See Oriel v. Russell, 278 U.S. 358, 49 S.Ct. 173, 73 L.Ed. 419, Ames v. Moir, 138 U.S. 306, 11 S.Ct. 311, 34 L.Ed. 951.
In Neal v. Clark, 95 U.S. 704, 24 L.Ed. 586 the Supreme Court states the standard further as follows:
The frauds included in the portion of clause (2) "under discussion are those which, in fact involve moral turpitude or intentional wrong; fraud implied in law which may exist without imputation of bad faith or immorality is insufficient."
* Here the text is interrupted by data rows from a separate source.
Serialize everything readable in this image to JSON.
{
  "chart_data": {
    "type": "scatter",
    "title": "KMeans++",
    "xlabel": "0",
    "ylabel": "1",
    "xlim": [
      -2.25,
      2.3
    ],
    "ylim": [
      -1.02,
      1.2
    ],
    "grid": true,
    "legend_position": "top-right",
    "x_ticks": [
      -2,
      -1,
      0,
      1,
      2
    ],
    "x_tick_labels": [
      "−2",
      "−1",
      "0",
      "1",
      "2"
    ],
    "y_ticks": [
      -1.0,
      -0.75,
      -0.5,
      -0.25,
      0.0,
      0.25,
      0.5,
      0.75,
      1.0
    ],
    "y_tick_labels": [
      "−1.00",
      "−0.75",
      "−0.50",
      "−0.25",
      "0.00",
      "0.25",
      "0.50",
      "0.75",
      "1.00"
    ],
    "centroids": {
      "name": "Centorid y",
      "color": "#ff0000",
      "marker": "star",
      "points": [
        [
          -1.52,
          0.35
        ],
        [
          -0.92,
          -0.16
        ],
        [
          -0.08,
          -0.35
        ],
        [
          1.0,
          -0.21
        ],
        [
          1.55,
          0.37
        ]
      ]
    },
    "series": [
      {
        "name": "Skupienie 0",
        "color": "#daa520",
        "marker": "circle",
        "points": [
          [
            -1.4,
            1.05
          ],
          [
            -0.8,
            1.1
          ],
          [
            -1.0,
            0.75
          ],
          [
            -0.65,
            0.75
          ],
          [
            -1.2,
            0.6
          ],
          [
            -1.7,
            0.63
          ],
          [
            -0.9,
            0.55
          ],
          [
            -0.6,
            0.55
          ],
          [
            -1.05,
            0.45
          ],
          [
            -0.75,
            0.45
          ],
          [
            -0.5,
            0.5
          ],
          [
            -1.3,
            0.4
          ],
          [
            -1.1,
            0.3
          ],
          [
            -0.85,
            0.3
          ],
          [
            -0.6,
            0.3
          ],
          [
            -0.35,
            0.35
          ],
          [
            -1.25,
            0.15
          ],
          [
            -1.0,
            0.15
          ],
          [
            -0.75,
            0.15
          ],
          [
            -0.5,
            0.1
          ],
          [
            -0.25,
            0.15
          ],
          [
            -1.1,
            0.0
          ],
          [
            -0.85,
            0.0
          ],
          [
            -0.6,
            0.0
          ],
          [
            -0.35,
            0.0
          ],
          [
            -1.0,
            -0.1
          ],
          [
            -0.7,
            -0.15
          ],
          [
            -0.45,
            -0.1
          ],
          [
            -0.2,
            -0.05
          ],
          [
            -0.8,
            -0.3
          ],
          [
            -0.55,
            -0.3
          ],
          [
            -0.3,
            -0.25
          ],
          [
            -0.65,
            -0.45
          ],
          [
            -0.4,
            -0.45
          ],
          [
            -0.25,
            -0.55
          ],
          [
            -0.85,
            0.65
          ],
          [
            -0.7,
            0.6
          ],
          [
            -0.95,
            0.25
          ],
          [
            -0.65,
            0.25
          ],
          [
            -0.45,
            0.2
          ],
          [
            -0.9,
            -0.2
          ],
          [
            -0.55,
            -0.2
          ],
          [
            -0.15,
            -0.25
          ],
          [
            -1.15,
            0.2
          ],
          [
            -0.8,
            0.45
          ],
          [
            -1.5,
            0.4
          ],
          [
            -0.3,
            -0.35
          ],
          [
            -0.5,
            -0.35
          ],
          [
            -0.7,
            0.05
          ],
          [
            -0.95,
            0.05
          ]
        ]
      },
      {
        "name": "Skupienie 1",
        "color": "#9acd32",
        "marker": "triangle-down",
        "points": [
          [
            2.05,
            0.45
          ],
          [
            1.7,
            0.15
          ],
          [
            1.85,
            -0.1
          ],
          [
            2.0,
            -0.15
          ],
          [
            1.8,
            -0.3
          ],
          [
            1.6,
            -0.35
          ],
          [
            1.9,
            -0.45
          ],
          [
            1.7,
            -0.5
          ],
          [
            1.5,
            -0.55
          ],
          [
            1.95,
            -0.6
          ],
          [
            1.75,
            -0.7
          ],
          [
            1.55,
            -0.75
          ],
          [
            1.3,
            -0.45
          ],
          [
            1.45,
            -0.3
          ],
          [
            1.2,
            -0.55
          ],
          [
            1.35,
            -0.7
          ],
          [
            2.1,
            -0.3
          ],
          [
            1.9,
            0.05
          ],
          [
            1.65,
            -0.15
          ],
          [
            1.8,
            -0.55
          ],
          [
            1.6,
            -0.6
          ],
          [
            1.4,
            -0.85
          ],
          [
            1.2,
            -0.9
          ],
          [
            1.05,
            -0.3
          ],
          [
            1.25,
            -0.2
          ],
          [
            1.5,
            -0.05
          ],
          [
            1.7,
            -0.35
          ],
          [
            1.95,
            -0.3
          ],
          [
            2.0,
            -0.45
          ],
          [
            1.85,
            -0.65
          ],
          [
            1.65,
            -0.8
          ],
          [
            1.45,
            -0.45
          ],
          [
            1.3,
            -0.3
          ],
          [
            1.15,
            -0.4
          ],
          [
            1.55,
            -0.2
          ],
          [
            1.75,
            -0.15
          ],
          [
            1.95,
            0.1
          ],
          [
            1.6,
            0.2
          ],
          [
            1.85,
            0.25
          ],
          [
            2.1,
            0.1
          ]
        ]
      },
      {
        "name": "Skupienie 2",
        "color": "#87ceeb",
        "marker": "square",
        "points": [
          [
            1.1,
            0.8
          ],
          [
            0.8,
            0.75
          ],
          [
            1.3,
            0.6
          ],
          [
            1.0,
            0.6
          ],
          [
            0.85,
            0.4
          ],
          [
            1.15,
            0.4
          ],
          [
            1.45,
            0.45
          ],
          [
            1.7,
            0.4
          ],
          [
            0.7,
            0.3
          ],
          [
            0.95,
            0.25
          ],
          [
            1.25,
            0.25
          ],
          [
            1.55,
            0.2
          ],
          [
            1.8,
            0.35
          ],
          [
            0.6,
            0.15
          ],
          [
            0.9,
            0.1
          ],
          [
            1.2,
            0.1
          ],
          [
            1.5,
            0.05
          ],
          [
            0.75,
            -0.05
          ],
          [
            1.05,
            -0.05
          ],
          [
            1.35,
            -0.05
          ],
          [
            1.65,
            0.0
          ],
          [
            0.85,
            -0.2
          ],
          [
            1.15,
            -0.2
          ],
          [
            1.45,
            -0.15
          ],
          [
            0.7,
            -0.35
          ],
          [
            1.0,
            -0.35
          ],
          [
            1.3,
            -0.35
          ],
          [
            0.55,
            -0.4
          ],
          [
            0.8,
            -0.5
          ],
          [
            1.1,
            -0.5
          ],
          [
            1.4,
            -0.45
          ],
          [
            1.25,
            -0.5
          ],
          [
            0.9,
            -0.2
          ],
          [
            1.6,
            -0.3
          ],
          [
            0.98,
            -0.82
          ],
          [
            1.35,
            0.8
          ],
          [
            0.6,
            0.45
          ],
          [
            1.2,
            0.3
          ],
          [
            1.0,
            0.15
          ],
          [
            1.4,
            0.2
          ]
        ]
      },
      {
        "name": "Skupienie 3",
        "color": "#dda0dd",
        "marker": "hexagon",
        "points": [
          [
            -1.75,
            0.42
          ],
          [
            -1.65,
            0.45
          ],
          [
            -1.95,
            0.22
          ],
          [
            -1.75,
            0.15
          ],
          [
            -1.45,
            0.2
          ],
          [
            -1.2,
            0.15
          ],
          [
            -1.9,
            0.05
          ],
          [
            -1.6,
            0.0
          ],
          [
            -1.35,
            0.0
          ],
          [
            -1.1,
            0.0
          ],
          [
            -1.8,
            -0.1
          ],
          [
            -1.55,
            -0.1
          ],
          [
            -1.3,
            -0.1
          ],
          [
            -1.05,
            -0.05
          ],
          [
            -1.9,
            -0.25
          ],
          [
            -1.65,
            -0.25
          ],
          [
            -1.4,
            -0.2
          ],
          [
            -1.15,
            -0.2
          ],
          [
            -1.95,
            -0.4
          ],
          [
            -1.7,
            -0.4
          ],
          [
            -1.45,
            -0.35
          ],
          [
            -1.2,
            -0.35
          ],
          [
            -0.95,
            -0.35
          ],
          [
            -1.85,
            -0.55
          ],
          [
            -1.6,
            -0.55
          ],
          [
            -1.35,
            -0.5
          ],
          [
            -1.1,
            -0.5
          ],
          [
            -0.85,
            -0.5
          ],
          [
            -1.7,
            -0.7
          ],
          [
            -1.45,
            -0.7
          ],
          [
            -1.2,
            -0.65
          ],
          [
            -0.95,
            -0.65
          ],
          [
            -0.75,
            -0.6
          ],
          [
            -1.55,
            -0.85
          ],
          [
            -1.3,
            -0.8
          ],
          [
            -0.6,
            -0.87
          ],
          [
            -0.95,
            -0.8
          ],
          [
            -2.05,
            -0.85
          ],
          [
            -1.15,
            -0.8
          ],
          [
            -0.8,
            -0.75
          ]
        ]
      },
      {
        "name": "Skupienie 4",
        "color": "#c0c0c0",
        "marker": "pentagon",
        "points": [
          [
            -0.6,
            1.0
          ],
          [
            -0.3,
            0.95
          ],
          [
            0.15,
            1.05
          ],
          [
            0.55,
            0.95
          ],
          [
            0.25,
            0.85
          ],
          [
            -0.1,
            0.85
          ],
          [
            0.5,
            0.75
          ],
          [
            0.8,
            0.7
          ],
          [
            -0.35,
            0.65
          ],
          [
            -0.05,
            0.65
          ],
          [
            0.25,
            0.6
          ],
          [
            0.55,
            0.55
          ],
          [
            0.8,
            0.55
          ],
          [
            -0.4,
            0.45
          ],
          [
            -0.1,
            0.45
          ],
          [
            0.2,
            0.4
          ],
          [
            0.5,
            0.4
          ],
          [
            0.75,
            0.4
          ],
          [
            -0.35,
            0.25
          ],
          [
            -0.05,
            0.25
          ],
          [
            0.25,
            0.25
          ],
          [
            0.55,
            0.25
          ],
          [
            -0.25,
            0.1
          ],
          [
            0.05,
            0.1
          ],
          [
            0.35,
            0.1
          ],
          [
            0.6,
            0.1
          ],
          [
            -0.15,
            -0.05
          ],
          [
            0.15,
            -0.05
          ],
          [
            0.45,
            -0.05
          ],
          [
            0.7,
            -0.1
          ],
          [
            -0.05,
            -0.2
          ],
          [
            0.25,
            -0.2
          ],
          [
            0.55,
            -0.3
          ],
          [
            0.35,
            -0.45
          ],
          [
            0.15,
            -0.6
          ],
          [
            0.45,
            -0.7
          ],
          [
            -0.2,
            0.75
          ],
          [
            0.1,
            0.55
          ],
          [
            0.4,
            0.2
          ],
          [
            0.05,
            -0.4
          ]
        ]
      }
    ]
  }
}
Federal Bankruptcy Rules of Procedure 407 places the burden of proof of all essential facts upon the Plaintiff in this case. Not only does the Plaintiff have the burden of proof but is also confronted with the rule that all exceptions set forth in § 523(a)(2) are to be strictly construed in *851 favor of the Defendant. See Gleason v. Thaw, 236 U.S. 558, 35 S.Ct. 287, 59 L.Ed. 717. The clear doctrine of the Supreme Court in addressing the discharge of debtors and to construe the congressional enactment, is to give to debtors "a new opportunity in life and a clear field for future effort, unhampered by the pressure and discouragement of pre-existing debt." Perez v. Campbell, 402 U.S. 637, 91 S.Ct. 1704, 29 L.Ed.2d 233 (1971); Lines v. Frederick, 400 U.S. 18, 91 S.Ct. 113, 27 L.Ed.2d 124 (1970); Local Loan Company v. Hunt, 292 U.S. 234, 54 S.Ct. 695, 78 L.Ed. 1230 (1934); Lewis v. Roberts, 267 U.S. 467, 45 S.Ct. 357, 69 L.Ed. 739 (1925); Williams v. United States Fidelity and Guaranty Company, 236 U.S. 549, 35 S.Ct. 289, 59 L.Ed. 713 (1915).
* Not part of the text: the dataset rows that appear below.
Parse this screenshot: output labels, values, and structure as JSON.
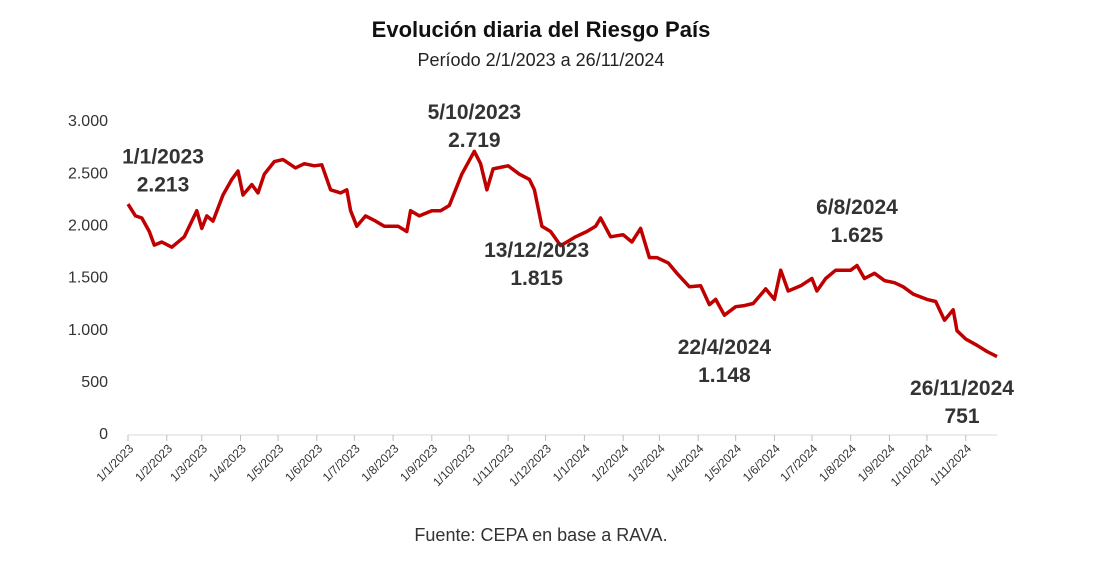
{
  "chart_data": {
    "type": "line",
    "title": "Evolución diaria del Riesgo País",
    "subtitle": "Período 2/1/2023 a 26/11/2024",
    "source": "Fuente: CEPA en base a RAVA.",
    "color": "#c00000",
    "xlim": [
      "1/1/2023",
      "26/11/2024"
    ],
    "ylim": [
      0,
      3000
    ],
    "yticks": [
      0,
      500,
      {
        "value": 1000,
        "label": "1.000"
      },
      {
        "value": 1500,
        "label": "1.500"
      },
      {
        "value": 2000,
        "label": "2.000"
      },
      {
        "value": 2500,
        "label": "2.500"
      },
      {
        "value": 3000,
        "label": "3.000"
      }
    ],
    "xticks": [
      "1/1/2023",
      "1/2/2023",
      "1/3/2023",
      "1/4/2023",
      "1/5/2023",
      "1/6/2023",
      "1/7/2023",
      "1/8/2023",
      "1/9/2023",
      "1/10/2023",
      "1/11/2023",
      "1/12/2023",
      "1/1/2024",
      "1/2/2024",
      "1/3/2024",
      "1/4/2024",
      "1/5/2024",
      "1/6/2024",
      "1/7/2024",
      "1/8/2024",
      "1/9/2024",
      "1/10/2024",
      "1/11/2024"
    ],
    "x": [
      "1/1/2023",
      "7/1/2023",
      "12/1/2023",
      "18/1/2023",
      "22/1/2023",
      "28/1/2023",
      "5/2/2023",
      "15/2/2023",
      "25/2/2023",
      "1/3/2023",
      "5/3/2023",
      "10/3/2023",
      "18/3/2023",
      "25/3/2023",
      "30/3/2023",
      "3/4/2023",
      "10/4/2023",
      "15/4/2023",
      "20/4/2023",
      "28/4/2023",
      "5/5/2023",
      "15/5/2023",
      "22/5/2023",
      "30/5/2023",
      "5/6/2023",
      "12/6/2023",
      "20/6/2023",
      "25/6/2023",
      "28/6/2023",
      "3/7/2023",
      "10/7/2023",
      "18/7/2023",
      "25/7/2023",
      "5/8/2023",
      "12/8/2023",
      "15/8/2023",
      "22/8/2023",
      "1/9/2023",
      "8/9/2023",
      "15/9/2023",
      "25/9/2023",
      "5/10/2023",
      "10/10/2023",
      "15/10/2023",
      "20/10/2023",
      "1/11/2023",
      "10/11/2023",
      "18/11/2023",
      "22/11/2023",
      "28/11/2023",
      "5/12/2023",
      "13/12/2023",
      "18/12/2023",
      "25/12/2023",
      "3/1/2024",
      "10/1/2024",
      "14/1/2024",
      "22/1/2024",
      "1/2/2024",
      "8/2/2024",
      "15/2/2024",
      "22/2/2024",
      "28/2/2024",
      "8/3/2024",
      "15/3/2024",
      "25/3/2024",
      "3/4/2024",
      "10/4/2024",
      "15/4/2024",
      "22/4/2024",
      "1/5/2024",
      "8/5/2024",
      "15/5/2024",
      "25/5/2024",
      "1/6/2024",
      "6/6/2024",
      "12/6/2024",
      "22/6/2024",
      "1/7/2024",
      "5/7/2024",
      "12/7/2024",
      "20/7/2024",
      "1/8/2024",
      "6/8/2024",
      "12/8/2024",
      "20/8/2024",
      "28/8/2024",
      "5/9/2024",
      "12/9/2024",
      "20/9/2024",
      "1/10/2024",
      "8/10/2024",
      "15/10/2024",
      "22/10/2024",
      "25/10/2024",
      "1/11/2024",
      "10/11/2024",
      "18/11/2024",
      "26/11/2024"
    ],
    "values": [
      2213,
      2100,
      2080,
      1950,
      1820,
      1850,
      1800,
      1900,
      2150,
      1980,
      2100,
      2050,
      2300,
      2450,
      2530,
      2300,
      2400,
      2320,
      2500,
      2620,
      2640,
      2560,
      2600,
      2580,
      2590,
      2350,
      2320,
      2350,
      2150,
      2000,
      2100,
      2050,
      2000,
      2000,
      1950,
      2150,
      2100,
      2150,
      2150,
      2200,
      2500,
      2719,
      2600,
      2350,
      2550,
      2580,
      2500,
      2450,
      2350,
      2000,
      1950,
      1815,
      1850,
      1900,
      1950,
      2000,
      2080,
      1900,
      1920,
      1850,
      1980,
      1700,
      1700,
      1650,
      1550,
      1420,
      1430,
      1250,
      1300,
      1148,
      1230,
      1240,
      1260,
      1400,
      1300,
      1580,
      1380,
      1430,
      1500,
      1380,
      1500,
      1580,
      1580,
      1625,
      1500,
      1550,
      1480,
      1460,
      1420,
      1350,
      1300,
      1280,
      1100,
      1200,
      1000,
      920,
      860,
      800,
      751
    ],
    "annotations": [
      {
        "x": "1/1/2023",
        "value": 2213,
        "label": "2.213"
      },
      {
        "x": "5/10/2023",
        "value": 2719,
        "label": "2.719"
      },
      {
        "x": "13/12/2023",
        "value": 1815,
        "label": "1.815"
      },
      {
        "x": "22/4/2024",
        "value": 1148,
        "label": "1.148"
      },
      {
        "x": "6/8/2024",
        "value": 1625,
        "label": "1.625"
      },
      {
        "x": "26/11/2024",
        "value": 751,
        "label": "751"
      }
    ]
  }
}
The thrust of the Plaintiff's claim is that the sale of the Bluefield residence with his pending oral contract to purchase was fraudulent. The oral contract was entered into in August, 1979. 11 U.S.C. § 523(a)(2)(A) contemplates the obtaining of money by false pretenses, false representations or fraud. This statute necessarily means that the fraud exists at the time the Plaintiff parted with the $10,000.00. Not until April of 1981 was the property sold and nowhere in the evidence can the Court find any intent upon the part of the Defendants to obtain the $10,000.00 in August, 1979 or to defraud when the sale was consummated in 1980. The Plaintiff had failed to pay the $27,000.00, decided to move back to Roanoke and apparently had no further intention of selling the Roanoke residence as of December, 1979, presumably because the Plaintiff's wife desired to return to Roanoke. Even though no specific time frame was mentioned as to the payment of the $27,000.00, it is reasonable to assume and the Court so finds that the $27,000.00 should have been paid within a reasonable period of time. This is additionally true since the sole purpose for the sale of the residence was to aid his cash flow in his automobile dealership in Blacksburg where the $27,000.00 was needed. The evidence fails to show any diligence on the part of the Plaintiff to sell the Roanoke residence from which the $27,000.00 would come.
The Court must view the evidence in its entirety to determine the true intent of the parties. See Wertz v. Rock-Ola, etc. (4th Cir. 1964) 329 F.2d 116. When the entire evidence is viewed in this case, the Court is unable to find sufficient evidence to support the Complaint and accordingly, it is
ORDERED
that the prayer of the Complaint be denied and the debt discharged.